The idea of a certain unity between physical phenomena is also present in a fairly popular philosophy in Germany at the beginning of the 19 th century (the Naturphilosophy ). It was this belief in certain connections between physical phenomena that had motivated Œrsted when he discovered the link between electricity and magnetism in 1820. At least 7 discoverers of the principle of conservation (Colding, Helmholtz, Liebig, Mayer, Mohr, Hirn and Séguin) have been influenced, to varying degrees, by this philosophy.

For several centuries, it was also believed that perpetual motion was impossible. According

to this principle, it is impossible get something out of nothing. It also involves a certain idea of transforming one form of energy into another and the existence of conversion factors. For example, Volta claimed in the early 19th century that the electric currents supplied by a battery come from simple contact between metals. Many physicists, including Faraday, argue that without chemical transformations, a current would be obtained out of thin air and that this could result in perpetual motion. Transformations in a loop were also an important clue to the existence of the principle of conservation of energy. We have transformation in a loop if the system returns to its initial state after a series of transformations. For example, there is such a loop when one battery is used to make a current and then this current is used to charge another battery. To prevent a perpetual motion, the charge received by the second battery should not be greater than that given by the first battery. This implies a certain equivalence between the current generated and the amount of chemicals transformed in the reaction.

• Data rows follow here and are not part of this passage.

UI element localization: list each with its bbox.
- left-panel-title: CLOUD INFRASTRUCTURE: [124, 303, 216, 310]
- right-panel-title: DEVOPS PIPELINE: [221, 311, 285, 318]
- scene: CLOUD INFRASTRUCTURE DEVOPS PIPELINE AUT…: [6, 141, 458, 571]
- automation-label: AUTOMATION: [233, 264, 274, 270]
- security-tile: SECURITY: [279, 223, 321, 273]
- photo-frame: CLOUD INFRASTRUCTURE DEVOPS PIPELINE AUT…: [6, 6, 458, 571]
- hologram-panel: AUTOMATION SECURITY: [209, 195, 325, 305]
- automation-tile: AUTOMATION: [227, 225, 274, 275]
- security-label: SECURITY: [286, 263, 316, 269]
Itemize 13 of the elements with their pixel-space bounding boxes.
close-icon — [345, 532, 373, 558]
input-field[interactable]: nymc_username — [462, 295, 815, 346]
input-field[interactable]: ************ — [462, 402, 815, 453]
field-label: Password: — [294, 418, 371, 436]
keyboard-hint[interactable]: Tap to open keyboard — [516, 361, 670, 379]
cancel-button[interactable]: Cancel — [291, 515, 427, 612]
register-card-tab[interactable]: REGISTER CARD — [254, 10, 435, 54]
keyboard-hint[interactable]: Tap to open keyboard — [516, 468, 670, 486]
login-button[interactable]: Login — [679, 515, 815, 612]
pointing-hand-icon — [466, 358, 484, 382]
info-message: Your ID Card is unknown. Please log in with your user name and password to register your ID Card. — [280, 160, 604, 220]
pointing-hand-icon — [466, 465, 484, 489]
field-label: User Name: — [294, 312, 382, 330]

How Energy Conservation Was Discovered

Beginning from very different starting points, the 12 discoverers will all come to the same conclusion. Some, like Colding and Mohr, start from this conviction that there must be a law of conservation and others (most of them) start from the study of a specific conversion process (in fact, they all start, except Mayer and Helmholtz, from the study of steam engines or electric motors). In all cases, their work then leads them to incorporate the results of the work of those who study other transformations, in order to arrive at an increasingly global vision of physics and, finally, to formulate the principle of conservation of energy.

This line of events can be illustrated by following the career of James Prescott Joule. It all began in 1838 when he was studying the efficiency of electric motors. Wanting to quantify this efficiency, he discovered the work of those who studied the efficiency of steam engines. When he became interested in the batteries that power these motors, he discovered Faraday’s work in chemistry. Joule then discovered in 1841 that part of the energy was lost as heat when the current passed through the wires of the electric motor. In wanting to quantify this link between heat and work, in 1842 he developed a famous experiment in which descending masses turn blades in the water. http://www.youtube.com/watch?v=bZbTZN6V7YI The stirring of the water caused by the motion of the blades then causes an increase in temperature. Joule can then measure the conversion factor between the work done by the descending masses and the heat generated. Having observed so many connections between different phenomena, Joule came to formulate his first version of the principle of conservation of energy in 1843.

One would have thought that the conservation of energy was discovered from the conservation of mechanical energy, but that was not really the case. The conservation of mechanical energy has actually played only a very minor role. Carnot made the link between work and kinetic energy quite early, but it was not until the 1820s before this link was clearly established in mechanics. Once this link had been made, we still have to wait

until the 1840s before two of the discoverers (Helmholtz and Mayer) mention it (by rediscovering it themselves). The discovery of the law of conservation of energy was made by studying transformations that did not really involve a change in kinetic energy by researchers primarily interested in steam engines and electric motors. The links that made it possible to discover the conservation of energy were made from the concept of work used for a century by engineers and not by generalizing the principle of conservation of mechanical energy.